Exploration drilling over the summer at Seabridge Gold’s (SEA-T, SA-N) Courageous Lake project in Canada’s Northwest Territories uncovered a new gold occurrence about 10 km south of the 6.5 million ounces of proven and probable gold reserves the company has developed at its FAT deposit, 240 km northeast of Yellowknife.
The company hopes that the Walsh Lake discovery will prove to be a sizeable deposit that can extend the mine life of its 100%-owned FAT deposit. In July, a prefeasibility study envisioned FAT would have a 15-year mine life as a 17,500-tonne-per day single-pit operation. The PFS forecast average annual production of 385,000 ounces of gold, at an average cost of US$780 per oz., and pegged capital costs to bring the mine into production of US$1.52 billion, including a US$187 million contingency.
Seabridge believes that if it can find high-grade material near FAT that could be recovered early on in the mine’s life, it would improve capital efficiency and offset the higher capital costs of FAT’s remote location by amortizing them over a longer project life. To that end, it is spending about $8.5 million on exploration this year.
The company believes that the 52-km-long Matthews Lake greenstone belt, which is home to the 2-km FAT deposit and two past-producing underground mines, is full of potential.
The Walsh Lake discovery, made public in September, appears to be the southern extension of the historical Tundra gold mine, a high-grade gold mine that was closed down in 1999 due to low gold prices, the company said. (The target area stretches about 1.5 km south of the former mine.)
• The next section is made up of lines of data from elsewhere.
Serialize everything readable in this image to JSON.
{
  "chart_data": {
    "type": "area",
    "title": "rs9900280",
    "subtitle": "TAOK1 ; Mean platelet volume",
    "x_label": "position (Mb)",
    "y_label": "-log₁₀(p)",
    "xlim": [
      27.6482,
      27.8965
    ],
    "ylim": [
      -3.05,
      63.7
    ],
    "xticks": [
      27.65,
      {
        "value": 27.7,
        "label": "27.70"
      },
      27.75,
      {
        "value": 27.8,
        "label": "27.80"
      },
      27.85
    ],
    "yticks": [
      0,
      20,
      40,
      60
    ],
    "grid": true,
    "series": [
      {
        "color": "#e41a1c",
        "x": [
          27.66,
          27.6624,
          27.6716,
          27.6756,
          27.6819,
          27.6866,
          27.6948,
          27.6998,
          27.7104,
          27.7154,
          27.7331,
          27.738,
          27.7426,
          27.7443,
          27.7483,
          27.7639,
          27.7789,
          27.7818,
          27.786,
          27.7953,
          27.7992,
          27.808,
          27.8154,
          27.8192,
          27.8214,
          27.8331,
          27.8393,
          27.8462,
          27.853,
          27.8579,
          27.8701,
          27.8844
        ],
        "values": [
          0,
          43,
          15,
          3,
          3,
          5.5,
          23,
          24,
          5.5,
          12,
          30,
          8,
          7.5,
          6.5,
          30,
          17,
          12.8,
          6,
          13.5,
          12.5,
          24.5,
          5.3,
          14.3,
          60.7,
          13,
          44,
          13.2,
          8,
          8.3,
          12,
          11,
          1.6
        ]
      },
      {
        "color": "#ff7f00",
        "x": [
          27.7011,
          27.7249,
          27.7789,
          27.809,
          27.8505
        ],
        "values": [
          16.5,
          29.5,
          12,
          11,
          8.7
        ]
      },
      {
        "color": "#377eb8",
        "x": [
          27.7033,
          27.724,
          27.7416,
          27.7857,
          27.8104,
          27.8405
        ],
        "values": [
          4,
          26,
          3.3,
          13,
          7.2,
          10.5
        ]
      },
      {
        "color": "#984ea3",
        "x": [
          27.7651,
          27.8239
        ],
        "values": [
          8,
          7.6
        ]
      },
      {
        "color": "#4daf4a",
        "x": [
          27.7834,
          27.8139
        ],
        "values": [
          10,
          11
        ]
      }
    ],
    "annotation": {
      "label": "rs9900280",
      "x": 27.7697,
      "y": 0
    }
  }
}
Highlights from eight drill holes released in mid-October include 1.1 metres of 15.47 grams gold per tonne and 3.7 metres of 4.26 grams gold in hole CL-228; 1.6 metres of 9.20 grams gold in hole CL-229; 9.2 metres of 9.50 grams gold in hole CL-230; and 23.3 metres of 3.62 grams gold in hole CL-233. Hole CL-234 returned 1 metre of 58.85 grams gold.
In September, the company released the first batch of assays from its drilling at Walsh Lake, which started about 1.4 km south of the Tundra mine and moved northward at 200-metre spacing. The drill program targeted a stratigraphic contact traced by geophysical surveys. Grades improved as the drilling moved north towards the former Tundra mine.
A hole drilled furthest north returned intercepts of 21.2 metres averaging 8.16 grams gold, 5.6 metres grading 5.93 grams gold and a further 4.9 metres of 10.49 grams gold. The 21.2 metre intercept included two intercepts within it averaging above one ounce of gold per tonne, which was the grade reportedly exploited in the Tundra mine, Seabridge said.
The tundra mine was a 400,000 tonne-per lifetime (about 10 years) operation and now its one of the largest and most expensive remediation tasks in NWT.